Os autores disseram que são herdeiros da idosa falecida em abril de 2025 em decorrência de aneurisma de aorta abdominal, cujo quadro de saúde já havia sido diagnosticado, tendo sido concedida liminar determinando sua internação com urgência em leito de UTI.

Alegaram que, apesar de o Secretário de Estado da Saúde Pública ter tomado ciência da decisão em março do mesmo ano, o Estado deixou de cumprir a ordem judicial e não providenciou a internação, circunstância que teria resultado no óbito da paciente, em razão da enfermidade que deveria ter sido tratada com a internação em UTI.

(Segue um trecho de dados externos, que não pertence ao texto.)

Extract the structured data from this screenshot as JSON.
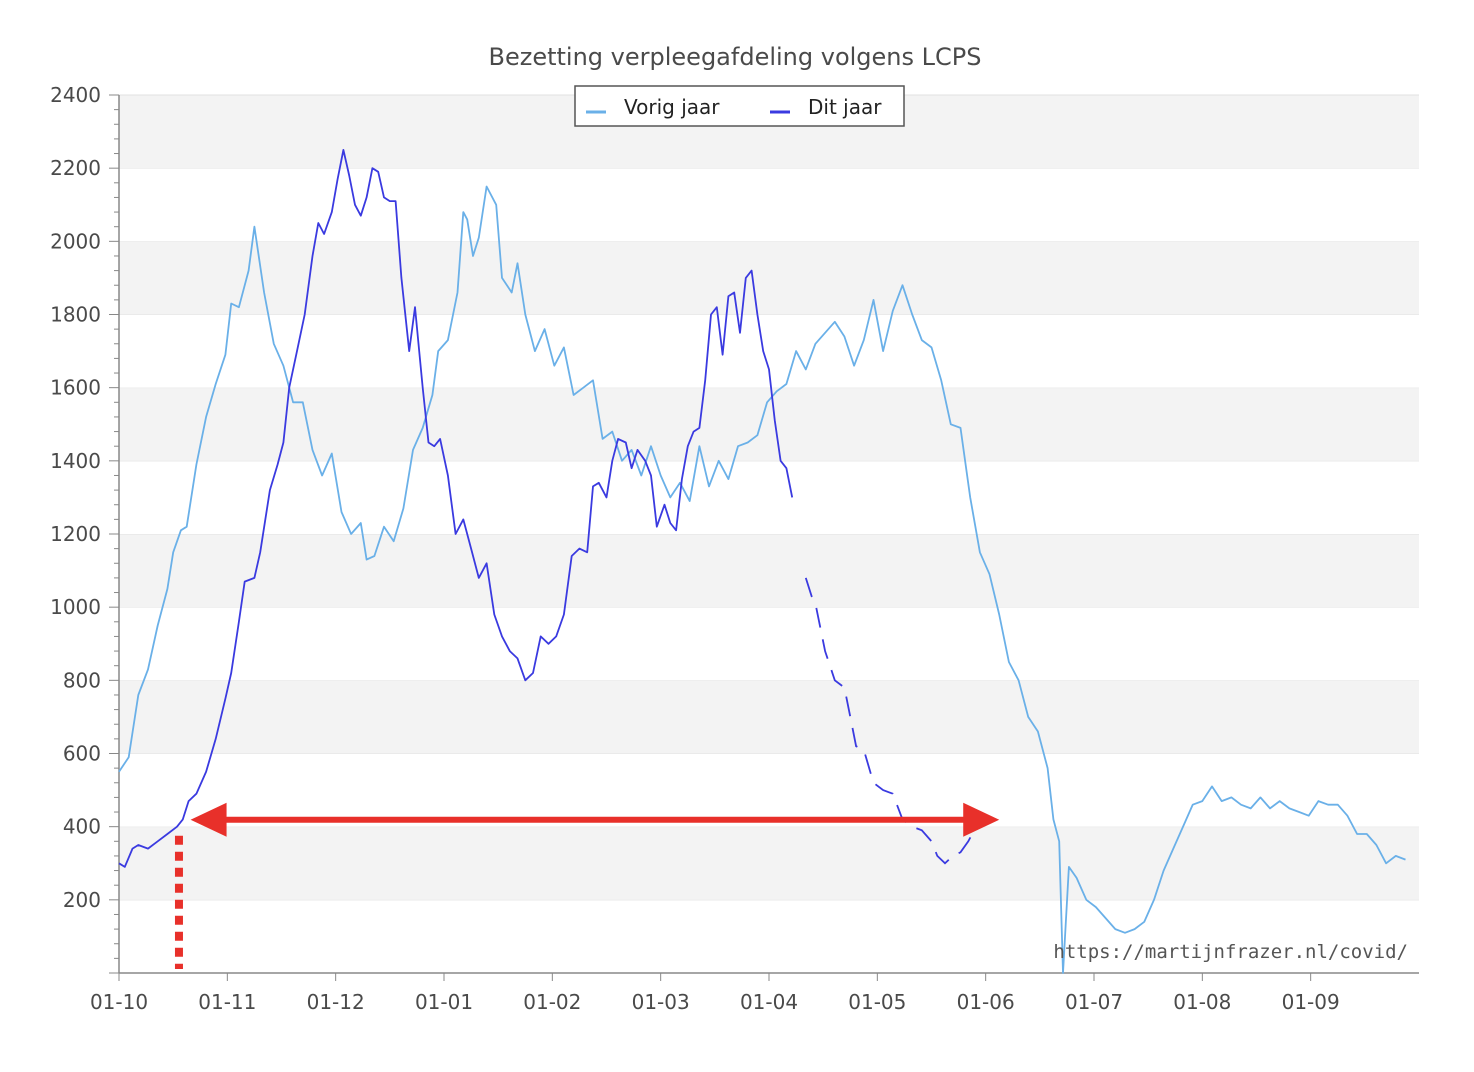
{
  "chart_data": {
    "type": "line",
    "title": "Bezetting verpleegafdeling volgens LCPS",
    "xlabel": "",
    "ylabel": "",
    "x_ticks": [
      "01-10",
      "01-11",
      "01-12",
      "01-01",
      "01-02",
      "01-03",
      "01-04",
      "01-05",
      "01-06",
      "01-07",
      "01-08",
      "01-09"
    ],
    "y_ticks": [
      200,
      400,
      600,
      800,
      1000,
      1200,
      1400,
      1600,
      1800,
      2000,
      2200,
      2400
    ],
    "ylim": [
      0,
      2400
    ],
    "legend_position": "top-center",
    "grid": "horizontal bands",
    "watermark": "https://martijnfrazer.nl/covid/",
    "series": [
      {
        "name": "Vorig jaar",
        "color": "#6ab0e8",
        "points": [
          [
            0,
            550
          ],
          [
            5,
            590
          ],
          [
            10,
            760
          ],
          [
            15,
            830
          ],
          [
            20,
            950
          ],
          [
            25,
            1050
          ],
          [
            28,
            1150
          ],
          [
            32,
            1210
          ],
          [
            35,
            1220
          ],
          [
            40,
            1390
          ],
          [
            45,
            1520
          ],
          [
            50,
            1610
          ],
          [
            55,
            1690
          ],
          [
            58,
            1830
          ],
          [
            62,
            1820
          ],
          [
            67,
            1920
          ],
          [
            70,
            2040
          ],
          [
            75,
            1860
          ],
          [
            80,
            1720
          ],
          [
            85,
            1660
          ],
          [
            90,
            1560
          ],
          [
            95,
            1560
          ],
          [
            100,
            1430
          ],
          [
            105,
            1360
          ],
          [
            110,
            1420
          ],
          [
            115,
            1260
          ],
          [
            120,
            1200
          ],
          [
            125,
            1230
          ],
          [
            128,
            1130
          ],
          [
            132,
            1140
          ],
          [
            137,
            1220
          ],
          [
            142,
            1180
          ],
          [
            147,
            1270
          ],
          [
            152,
            1430
          ],
          [
            157,
            1490
          ],
          [
            162,
            1580
          ],
          [
            165,
            1700
          ],
          [
            170,
            1730
          ],
          [
            175,
            1860
          ],
          [
            178,
            2080
          ],
          [
            180,
            2060
          ],
          [
            183,
            1960
          ],
          [
            186,
            2010
          ],
          [
            190,
            2150
          ],
          [
            195,
            2100
          ],
          [
            198,
            1900
          ],
          [
            203,
            1860
          ],
          [
            206,
            1940
          ],
          [
            210,
            1800
          ],
          [
            215,
            1700
          ],
          [
            220,
            1760
          ],
          [
            225,
            1660
          ],
          [
            230,
            1710
          ],
          [
            235,
            1580
          ],
          [
            240,
            1600
          ],
          [
            245,
            1620
          ],
          [
            250,
            1460
          ],
          [
            255,
            1480
          ],
          [
            260,
            1400
          ],
          [
            265,
            1430
          ],
          [
            270,
            1360
          ],
          [
            275,
            1440
          ],
          [
            280,
            1360
          ],
          [
            285,
            1300
          ],
          [
            290,
            1340
          ],
          [
            295,
            1290
          ],
          [
            300,
            1440
          ],
          [
            305,
            1330
          ],
          [
            310,
            1400
          ],
          [
            315,
            1350
          ],
          [
            320,
            1440
          ],
          [
            325,
            1450
          ],
          [
            330,
            1470
          ],
          [
            335,
            1560
          ],
          [
            340,
            1590
          ],
          [
            345,
            1610
          ],
          [
            350,
            1700
          ],
          [
            355,
            1650
          ],
          [
            360,
            1720
          ],
          [
            365,
            1750
          ],
          [
            370,
            1780
          ],
          [
            375,
            1740
          ],
          [
            380,
            1660
          ],
          [
            385,
            1730
          ],
          [
            390,
            1840
          ],
          [
            395,
            1700
          ],
          [
            400,
            1810
          ],
          [
            405,
            1880
          ],
          [
            410,
            1800
          ],
          [
            415,
            1730
          ],
          [
            420,
            1710
          ],
          [
            425,
            1620
          ],
          [
            430,
            1500
          ],
          [
            435,
            1490
          ],
          [
            440,
            1300
          ],
          [
            445,
            1150
          ],
          [
            450,
            1090
          ],
          [
            455,
            980
          ],
          [
            460,
            850
          ],
          [
            465,
            800
          ],
          [
            470,
            700
          ],
          [
            475,
            660
          ],
          [
            480,
            560
          ],
          [
            483,
            420
          ],
          [
            486,
            360
          ],
          [
            488,
            0
          ],
          [
            491,
            290
          ],
          [
            495,
            260
          ],
          [
            500,
            200
          ],
          [
            505,
            180
          ],
          [
            510,
            150
          ],
          [
            515,
            120
          ],
          [
            520,
            110
          ],
          [
            525,
            120
          ],
          [
            530,
            140
          ],
          [
            535,
            200
          ],
          [
            540,
            280
          ],
          [
            545,
            340
          ],
          [
            550,
            400
          ],
          [
            555,
            460
          ],
          [
            560,
            470
          ],
          [
            565,
            510
          ],
          [
            570,
            470
          ],
          [
            575,
            480
          ],
          [
            580,
            460
          ],
          [
            585,
            450
          ],
          [
            590,
            480
          ],
          [
            595,
            450
          ],
          [
            600,
            470
          ],
          [
            605,
            450
          ],
          [
            610,
            440
          ],
          [
            615,
            430
          ],
          [
            620,
            470
          ],
          [
            625,
            460
          ],
          [
            630,
            460
          ],
          [
            635,
            430
          ],
          [
            640,
            380
          ],
          [
            645,
            380
          ],
          [
            650,
            350
          ],
          [
            655,
            300
          ],
          [
            660,
            320
          ],
          [
            665,
            310
          ]
        ]
      },
      {
        "name": "Dit jaar",
        "color": "#3a3ae0",
        "points": [
          [
            0,
            300
          ],
          [
            3,
            290
          ],
          [
            7,
            340
          ],
          [
            10,
            350
          ],
          [
            15,
            340
          ],
          [
            20,
            360
          ],
          [
            25,
            380
          ],
          [
            30,
            400
          ],
          [
            33,
            420
          ],
          [
            36,
            470
          ],
          [
            40,
            490
          ],
          [
            45,
            550
          ],
          [
            50,
            640
          ],
          [
            55,
            750
          ],
          [
            58,
            820
          ],
          [
            62,
            960
          ],
          [
            65,
            1070
          ],
          [
            70,
            1080
          ],
          [
            73,
            1150
          ],
          [
            78,
            1320
          ],
          [
            82,
            1390
          ],
          [
            85,
            1450
          ],
          [
            88,
            1600
          ],
          [
            92,
            1700
          ],
          [
            96,
            1800
          ],
          [
            100,
            1960
          ],
          [
            103,
            2050
          ],
          [
            106,
            2020
          ],
          [
            110,
            2080
          ],
          [
            113,
            2170
          ],
          [
            116,
            2250
          ],
          [
            119,
            2180
          ],
          [
            122,
            2100
          ],
          [
            125,
            2070
          ],
          [
            128,
            2120
          ],
          [
            131,
            2200
          ],
          [
            134,
            2190
          ],
          [
            137,
            2120
          ],
          [
            140,
            2110
          ],
          [
            143,
            2110
          ],
          [
            146,
            1900
          ],
          [
            150,
            1700
          ],
          [
            153,
            1820
          ],
          [
            157,
            1600
          ],
          [
            160,
            1450
          ],
          [
            163,
            1440
          ],
          [
            166,
            1460
          ],
          [
            170,
            1360
          ],
          [
            174,
            1200
          ],
          [
            178,
            1240
          ],
          [
            182,
            1160
          ],
          [
            186,
            1080
          ],
          [
            190,
            1120
          ],
          [
            194,
            980
          ],
          [
            198,
            920
          ],
          [
            202,
            880
          ],
          [
            206,
            860
          ],
          [
            210,
            800
          ],
          [
            214,
            820
          ],
          [
            218,
            920
          ],
          [
            222,
            900
          ],
          [
            226,
            920
          ],
          [
            230,
            980
          ],
          [
            234,
            1140
          ],
          [
            238,
            1160
          ],
          [
            242,
            1150
          ],
          [
            245,
            1330
          ],
          [
            248,
            1340
          ],
          [
            252,
            1300
          ],
          [
            255,
            1400
          ],
          [
            258,
            1460
          ],
          [
            262,
            1450
          ],
          [
            265,
            1380
          ],
          [
            268,
            1430
          ],
          [
            272,
            1400
          ],
          [
            275,
            1360
          ],
          [
            278,
            1220
          ],
          [
            282,
            1280
          ],
          [
            285,
            1230
          ],
          [
            288,
            1210
          ],
          [
            291,
            1350
          ],
          [
            294,
            1440
          ],
          [
            297,
            1480
          ],
          [
            300,
            1490
          ],
          [
            303,
            1620
          ],
          [
            306,
            1800
          ],
          [
            309,
            1820
          ],
          [
            312,
            1690
          ],
          [
            315,
            1850
          ],
          [
            318,
            1860
          ],
          [
            321,
            1750
          ],
          [
            324,
            1900
          ],
          [
            327,
            1920
          ],
          [
            330,
            1800
          ],
          [
            333,
            1700
          ],
          [
            336,
            1650
          ],
          [
            339,
            1510
          ],
          [
            342,
            1400
          ],
          [
            345,
            1380
          ],
          [
            348,
            1300
          ]
        ],
        "points_2": [
          [
            355,
            1080
          ],
          [
            358,
            1030
          ],
          [
            360,
            1010
          ],
          [
            365,
            880
          ],
          [
            370,
            800
          ],
          [
            375,
            780
          ],
          [
            378,
            700
          ],
          [
            381,
            620
          ],
          [
            385,
            610
          ],
          [
            390,
            520
          ],
          [
            395,
            500
          ],
          [
            400,
            490
          ],
          [
            405,
            420
          ],
          [
            410,
            400
          ],
          [
            415,
            390
          ],
          [
            420,
            360
          ],
          [
            423,
            320
          ],
          [
            427,
            300
          ],
          [
            431,
            320
          ],
          [
            435,
            330
          ],
          [
            439,
            360
          ],
          [
            443,
            400
          ],
          [
            447,
            410
          ],
          [
            451,
            420
          ],
          [
            455,
            440
          ]
        ]
      }
    ],
    "annotations": [
      {
        "type": "double-arrow",
        "color": "#e8302a",
        "y": 430,
        "from_day": 37,
        "to_day": 455
      },
      {
        "type": "dotted-vertical",
        "color": "#e8302a",
        "day": 31
      }
    ]
  }
}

Por sua vez, o Estado sustentou que a solicitação de leito foi registrada em 8 de março de 2025, sendo encaminhada à Central de Regulação e ao Hospital Universitário Onofre Lopes (Huol), único hospital, segundo alega, habilitado no Sistema Único de Saúde (SUS) para o procedimento necessário ao caso.

Alegou que foram solicitados exames complementares para avaliação cirúrgica, que houve tentativas de transferência para outra unidade hospitalar, recusadas com a justificativa de que seu contrato não previa o suporte cirúrgico vascular necessário, e que o próprio Huol informou não dispor de leito de UTI disponível no período.

Analisando os autos, a magistrada destacou que os autores comprovaram a necessidade da paciente no tratamento de saúde com internação em unidade de terapia intensiva, conforme laudo médico, além do deferimento de tutela de urgência determinando que o Estado do Rio Grande do Norte prestasse o atendimento necessário. “A inexecução da ordem judicial, em contexto de risco concreto e iminente à vida, configura falha grave na prestação do serviço público de saúde, imputável ao Estado, que detém o dever constitucional de assegurar o acesso efetivo e adequado às ações e serviços de saúde (art. 196 da Constituição Federal)”.

A juíza salientou também que a omissão estatal, consistente na não disponibilização do leito de UTI determinado judicialmente, revela nexo causal suficiente entre a conduta omissiva e o desfecho fatal, uma vez que a paciente veio a óbito em decorrência da patologia que justificou a concessão da tutela de urgência. Assim, conforme o entendimento da magistrada, ficou evidenciada a violação do dever de agir, impondo-se o reconhecimento da responsabilidade do Estado pelos danos morais decorrentes do falecimento da paciente.

Nesse sentido, salientou que “o dano moral, no caso, prescinde de comprovação específica, porquanto decorre diretamente do próprio fato lesivo. O falecimento de ente querido, especialmente nas circunstâncias apuradas nos autos, constitui situação que, por sua natureza, é apta a gerar intenso sofrimento, dor e abalo emocional, impondo-se o dever de indenizar os sucessores”, ressaltou a magistrada.